Was it a competition or the factors affecting you?

Vytautas Sinius
CEO, Artea Bank

Yeah, thank you for the question. Yeah, colleagues already, as already mentioned that during the presentation. This is a complex impact. There were some competition elements where we were, you know, not too aggressive on the pricing and didn't want to go for the pricing course on some tickets. Therefore, some refinancing happened, but that was, you know, choice ours not to be too aggressive, as I mentioned. One of the reasons was balancing our loan-to-deposit ratio, which Thomas already mentioned in more detail, I will not repeat. I'm kind of confident with that our growth in the loan book will continue.

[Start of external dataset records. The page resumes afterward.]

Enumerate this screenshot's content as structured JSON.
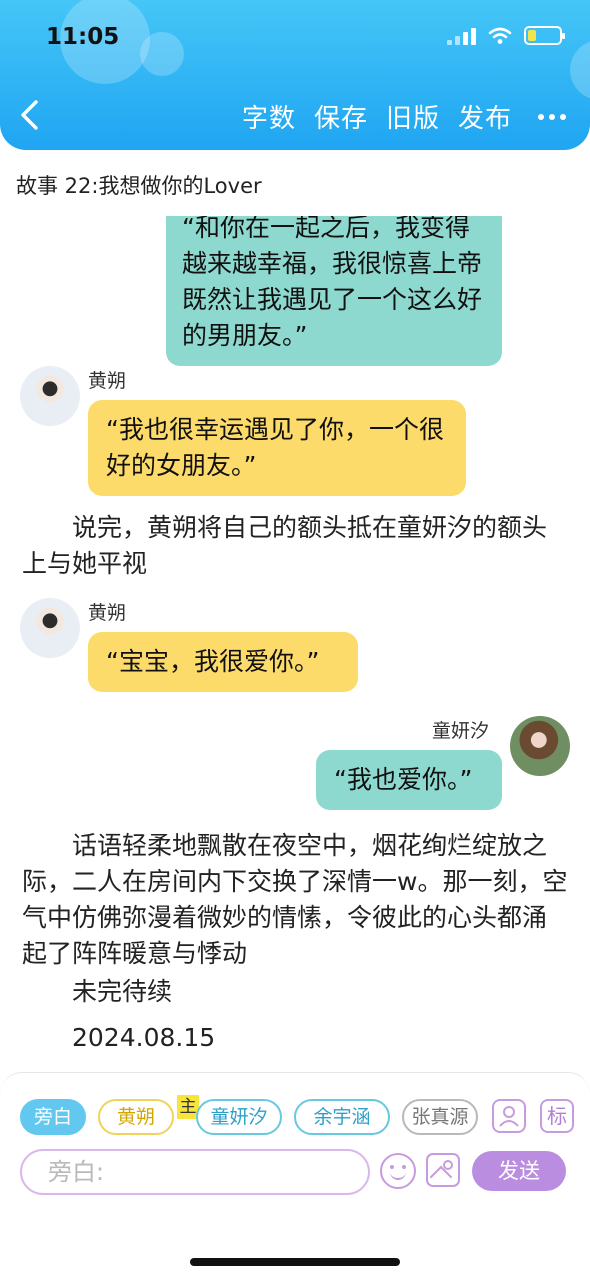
{
  "status_bar": {
    "time": "11:05"
  },
  "header": {
    "actions": [
      "字数",
      "保存",
      "旧版",
      "发布"
    ]
  },
  "story_title": "故事 22:我想做你的Lover",
  "messages": [
    {
      "text": "“和你在一起之后，我变得越来越幸福，我很惊喜上帝既然让我遇见了一个这么好的男朋友。”"
    },
    {
      "name": "黄朔",
      "text": "“我也很幸运遇见了你，一个很好的女朋友。”"
    },
    {
      "narration": "说完，黄朔将自己的额头抵在童妍汐的额头上与她平视"
    },
    {
      "name": "黄朔",
      "text": "“宝宝，我很爱你。”"
    },
    {
      "name": "童妍汐",
      "text": "“我也爱你。”"
    },
    {
      "narration": "话语轻柔地飘散在夜空中，烟花绚烂绽放之际，二人在房间内下交换了深情一w。那一刻，空气中仿佛弥漫着微妙的情愫，令彼此的心头都涌起了阵阵暖意与悸动"
    },
    {
      "narration": "未完待续"
    },
    {
      "narration": "2024.08.15"
    }
  ],
  "role_bar": {
    "roles": [
      "旁白",
      "黄朔",
      "童妍汐",
      "余宇涵",
      "张真源"
    ],
    "main_tag": "主",
    "mark_label": "标"
  },
  "composer": {
    "placeholder": "旁白:",
    "send_label": "发送"
  },
  "colors": {
    "header_blue": "#1fa5f2",
    "teal_bubble": "#8ed9cf",
    "yellow_bubble": "#fddb6b",
    "accent_purple": "#bb8de0"
  }
}
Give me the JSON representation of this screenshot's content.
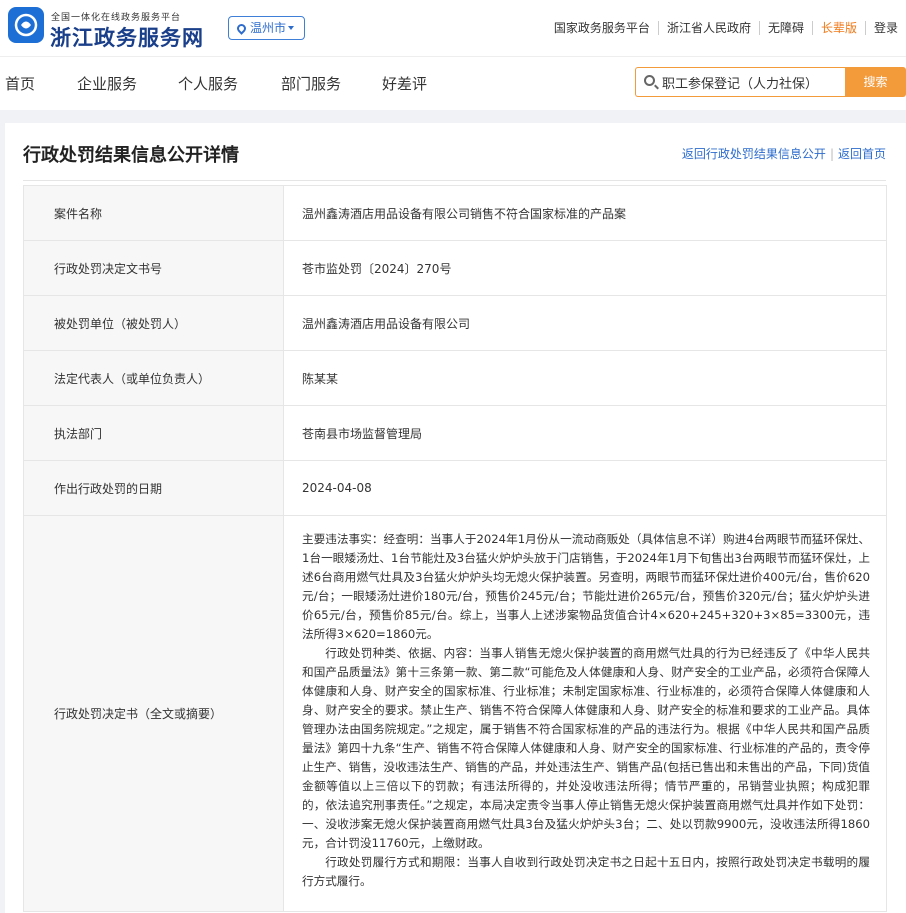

We gave in our projections that we're, well, I believe we will come back to the double digit growth in 2026 in all areas. We see rather positive for all main areas of our financing, both, you know, corporate lending, mortgages, consumer lending. Yeah, rather positive for this year. With this, you know, strong capital and liquidity base, I see that we will continue growing in line with the market.

Moderator

Thank you, Vytautas. The second question from Andre. It's about the loan book growth in 2026. What are the preconditions to achieve our unit of 11% loan book growth in the next year?

Tomas Varenbergas
CFO, Artea Bank

I will take that question. Hi, Andre. Our deposits portfolio growth for this year is set at a lower rate than the loan book, because we pre-funded ourselves during the last year. To grow at 11%, 11%, we do not have, we do not see any risk, and we are confident to achieve that. We do see that a high demand for the credit in the country, either it's mortgages or corporates. Of course, some seasonality between the quarters could be, but in overall, 11% and loan growth together with a lower growth of deposits, it's what we are confident we can achieve.

Moderator

The next question comes from Signet Bank. Good morning, Valters. Assuming no reversals, how Cost of Risk is expected to develop in 2026?

Tomas Varenbergas
CFO, Artea Bank

Yeah. Hi, Walters, I will take that question. Actually, our budgeted Cost of Risk level for 2026 is more or less similar what we have achieved during the last year. Well, given the macro situation in the country, we do believe and we are confident that we can end up at that level.

Moderator

Thank you. The next question is from David: Why did you feel the need to strategically improve your loan-to-deposit ratio and strengthen the balance sheet resilience last year?

Tomas Varenbergas
CFO, Artea Bank

Yes, hi, David, , I will take that question. So we hit some, you know, the levels of the ratio itself as high. You know, to be at 105% on loan-to-deposit ratio, we believe it's a high level, so that's why we decided to bring that to 90s, mid-90s. And well, we always said that to be at 95% or 90% in loan-to-deposit ratio is what our long-term target level is.

Moderator

The next question comes from Dallas: How come you're so cautious about 2026 guidance, but very bullish on 2027 and 2028? With big net profit growth in those two years?

Tomas Varenbergas
CFO, Artea Bank

Yes. Hi, Dallas. Actually, you know, the profit line development depends on the one-offs. This is the one thing. If we look into the adjusted ratios, the growth is not as significant as with the line to with the one-offs. We do believe with the end of the investment phase, that is expected to be end of this year or beginning of next year, our operational leverage will increase, and the investments that we are making now is the reason in order to bring the bank growing and to the level of the profitability that we committed to achieve for the shareholders, and it's above 17%.

Moderator

Don't see any additional questions at this given moment. If you have any additional questions after this call, please feel free to email investor relations team and get back to you shortly after. We'll conclude our Q&A session. Thank you for dialing in today, and thank you for your continued interest in our story. We'll see you next quarter.